Büyük kaçış - Ân diyarı (50)

Her şey bu kadar değişebilir miydi

Bin yılda olmuşlar, olacaklar bir yıla bazen bir aya, haftaya hattâ güne düştü müydü

Hayaller bile bu kadar pörsümemiş, kirlenmemişti.

Sokakların o eski mahremiyeti nerdeydi

Caddelerin bu bitmeyen kalabalığı... nereye akıyor böyle

Gürültü, patırtı...

Büyük balıkların küçükleri yutuşu...

Çizgisi değişmeyen hayatlar...

Kâbusa evrilen rüyalar...

"Şaşkınlık Çağı "diyelim mi Bilgin Abi

Kör dövüşünden beter mi

Dün, bugün, yarınmazi, hâl, müstakbel... iç içe mi girdi; "karıştı" mı!

Şimdi; -hepten- geçmiş ve gelecek arasında ezilip kaldı mı; zamansızlık denilen bir zamana mı düştü-k!
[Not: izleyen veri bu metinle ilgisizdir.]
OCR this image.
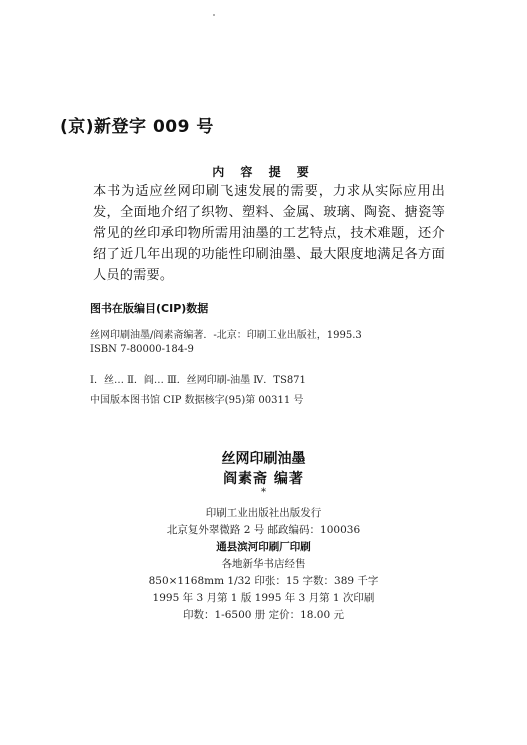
(京)新登字 009 号
内 容 提 要
本书为适应丝网印刷飞速发展的需要，力求从实际应用出发，全面地介绍了织物、塑料、金属、玻璃、陶瓷、搪瓷等常见的丝印承印物所需用油墨的工艺特点，技术难题，还介绍了近几年出现的功能性印刷油墨、最大限度地满足各方面人员的需要。
图书在版编目(CIP)数据
丝网印刷油墨/阎素斋编著．-北京：印刷工业出版社，1995.3
ISBN 7-80000-184-9
Ⅰ．丝… Ⅱ．阎… Ⅲ．丝网印刷-油墨 Ⅳ．TS871
中国版本图书馆 CIP 数据核字(95)第 00311 号
丝网印刷油墨
阎素斋 编著
*
印刷工业出版社出版发行
北京复外翠微路 2 号 邮政编码：100036
通县滨河印刷厂印刷
各地新华书店经售
850×1168mm 1/32 印张：15 字数：389 千字
1995 年 3 月第 1 版 1995 年 3 月第 1 次印刷
印数：1-6500 册 定价：18.00 元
Zaman ve mekânlar birbirine mi benzer! Benziyor mu hem de çok

Zamanın rengi siniyor eşyaya.

Cehaletin rengi, ümitlerimin ipini çekiyor.

"M"si gitmiş medeniyet; gürültünün, fakirliğin ve en çok da kapkara -kanayan yara- istibdatın rengiydi.

Hayatı çarpım tablosuna hapsetmiştik.

Fâniliklerin üstüne "ölümsüz" damgasını vurup vurup önümüze atıyorlardı.

Ölümü unutturmak için bu canhıraş gayretin sebebi nedir Selim Ali, düşündün mü hiç

Bunlar ab-ı hayat içmiş gibi çok rahatlar; baksana!